Transcatheter Mitral Edge to Edge Repair
Mitral regurgitation is a condition causing leakage of the mitral valve, allowing blood to flow backwards into the heart. The MitraClip procedure is a minimally invasive treatment option performed through a catheter in the groin. This is used to repair the leaking mitral valve by clipping both of its edges together. Unlike open heart surgery, patients are commonly discharged the next day with minimal recovery time and post-procedural complications.
Atrial Fibrillation and Left Atrial Appendage Closure (LAA)

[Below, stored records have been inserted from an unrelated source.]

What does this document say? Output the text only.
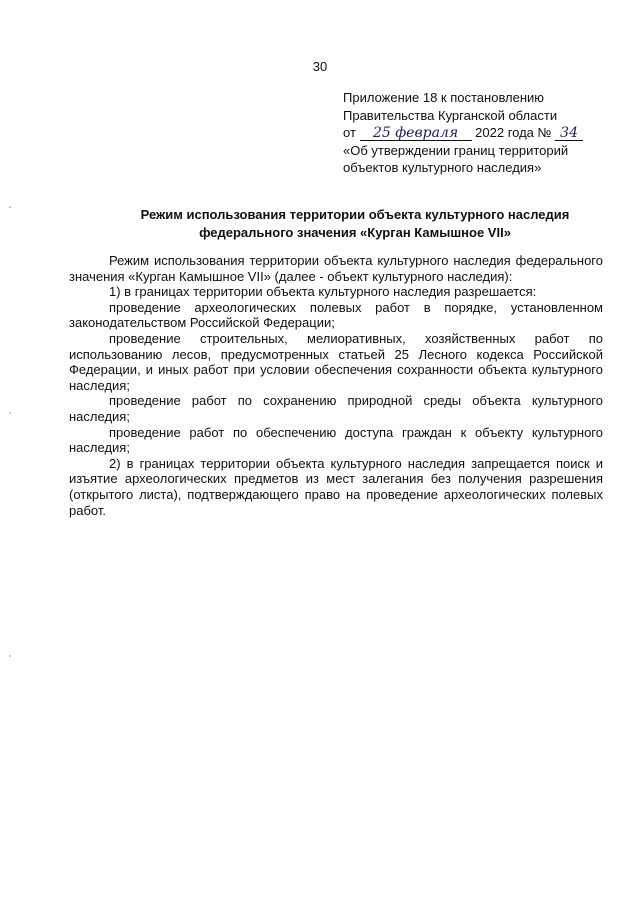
30
Приложение 18 к постановлению
Правительства Курганской области
от 25 февраля 2022 года № 34
«Об утверждении границ территорий
объектов культурного наследия»
Режим использования территории объекта культурного наследия
федерального значения «Курган Камышное VII»

Режим использования территории объекта культурного наследия федерального значения «Курган Камышное VII» (далее - объект культурного наследия):

1) в границах территории объекта культурного наследия разрешается:

проведение археологических полевых работ в порядке, установленном законодательством Российской Федерации;

проведение строительных, мелиоративных, хозяйственных работ по использованию лесов, предусмотренных статьей 25 Лесного кодекса Российской Федерации, и иных работ при условии обеспечения сохранности объекта культурного наследия;

проведение работ по сохранению природной среды объекта культурного наследия;

проведение работ по обеспечению доступа граждан к объекту культурного наследия;

2) в границах территории объекта культурного наследия запрещается поиск и изъятие археологических предметов из мест залегания без получения разрешения (открытого листа), подтверждающего право на проведение археологических полевых работ.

Atrial fibrillation, the most common abnormal heart rhythm in the elderly, is a condition that requires blood thinners to prevent the associated risk of stroke. The LAA procedure is minimally invasive and seals off part of the heart to prevent the formation of blood clots in patients with atrial fibrillation. This procedure allows patients with high bleeding risk to stop using blood thinners, while still minimizing the risk of stroke.

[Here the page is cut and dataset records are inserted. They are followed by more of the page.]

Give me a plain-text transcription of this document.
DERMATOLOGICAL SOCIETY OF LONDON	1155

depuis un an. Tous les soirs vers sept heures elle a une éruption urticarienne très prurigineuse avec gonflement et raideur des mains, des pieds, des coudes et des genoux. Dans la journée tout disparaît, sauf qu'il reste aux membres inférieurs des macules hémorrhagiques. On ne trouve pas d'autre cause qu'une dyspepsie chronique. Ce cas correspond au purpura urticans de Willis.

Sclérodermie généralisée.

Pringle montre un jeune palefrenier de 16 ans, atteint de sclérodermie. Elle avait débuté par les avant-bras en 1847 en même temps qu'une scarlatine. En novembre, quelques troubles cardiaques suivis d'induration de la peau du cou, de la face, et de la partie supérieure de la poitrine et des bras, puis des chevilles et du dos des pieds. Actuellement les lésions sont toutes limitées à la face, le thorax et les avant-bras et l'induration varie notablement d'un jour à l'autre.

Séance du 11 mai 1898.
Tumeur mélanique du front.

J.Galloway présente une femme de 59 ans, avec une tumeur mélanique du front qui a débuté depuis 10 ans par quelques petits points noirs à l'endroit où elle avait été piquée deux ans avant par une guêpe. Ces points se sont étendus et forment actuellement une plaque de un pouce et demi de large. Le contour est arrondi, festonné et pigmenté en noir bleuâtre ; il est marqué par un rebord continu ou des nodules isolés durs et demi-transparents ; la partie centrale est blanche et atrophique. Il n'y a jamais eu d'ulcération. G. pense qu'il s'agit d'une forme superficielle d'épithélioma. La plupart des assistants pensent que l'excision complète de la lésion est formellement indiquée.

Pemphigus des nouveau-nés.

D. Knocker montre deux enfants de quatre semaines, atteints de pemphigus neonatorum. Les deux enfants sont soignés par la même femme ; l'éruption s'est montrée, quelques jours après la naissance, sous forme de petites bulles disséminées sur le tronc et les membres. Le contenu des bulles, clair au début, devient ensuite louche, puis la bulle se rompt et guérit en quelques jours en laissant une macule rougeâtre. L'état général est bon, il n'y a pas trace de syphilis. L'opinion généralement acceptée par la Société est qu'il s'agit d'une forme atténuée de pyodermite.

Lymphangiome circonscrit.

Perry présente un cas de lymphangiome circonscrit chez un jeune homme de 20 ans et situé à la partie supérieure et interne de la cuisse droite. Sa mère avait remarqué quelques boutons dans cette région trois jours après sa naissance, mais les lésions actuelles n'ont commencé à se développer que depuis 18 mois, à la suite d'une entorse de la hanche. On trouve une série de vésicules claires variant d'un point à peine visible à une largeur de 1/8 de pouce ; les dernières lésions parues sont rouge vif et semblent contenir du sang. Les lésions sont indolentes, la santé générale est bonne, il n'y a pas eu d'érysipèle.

Cardioversion for Arrhythmias
Abnormal heart rhythms can result in shortness of breath and discomfort in the chest. Cardioversion is a corrective procedure that uses quick, low-energy shocks to restore a regular heart rhythm. If patients are experiencing a stable but abnormal rhythm, this procedure can bring it back to normal. It is mostly performed for common arrhythmias such as atrial fibrillation or atrial flutter.
Catheter Ablation for Arrhythmias including Atrial Fibrillation
Arrhythmias can cause significant symptoms for the patient and sometimes do not respond to medical therapy alone. This minimally invasive procedure is designed to interrupt abnormal electrical circuits in the heart that cause rhythm disturbances. By delivering radiofrequency waves to the part of the heart that harbors the abnormal circuit, the arrhythmia can be successfully treated.
A loop recorder is a small, implantable device that records your heart rate and rhythm on a long-term basis. It’s implanted under the skin overlying the heart and enables our specialists to remotely monitor the patient’s heartbeat. The need for long-term monitoring is necessary as the majority of heart rhythm disorders are transitory.
A pacemaker is a small device implanted in the left upper chest call to help keep the heart rate from dropping too low. Most pacemakers have a battery with wires (“leads”) that lead into the various chambers of the heart where the electrical pulse is delivered. There is a new pacemaker available that involves implanting a small generator battery directly into heart muscle without any leads required.
A defibrillator is a battery powered device that functions both as a pacemaker and a shocking system to immediately correct unstable heart rhythms. After a successful shock, the heart will begin to experience a normal rhythm. Similar to pacemakers, defibrillators are typically implanted in the left upper chest wall.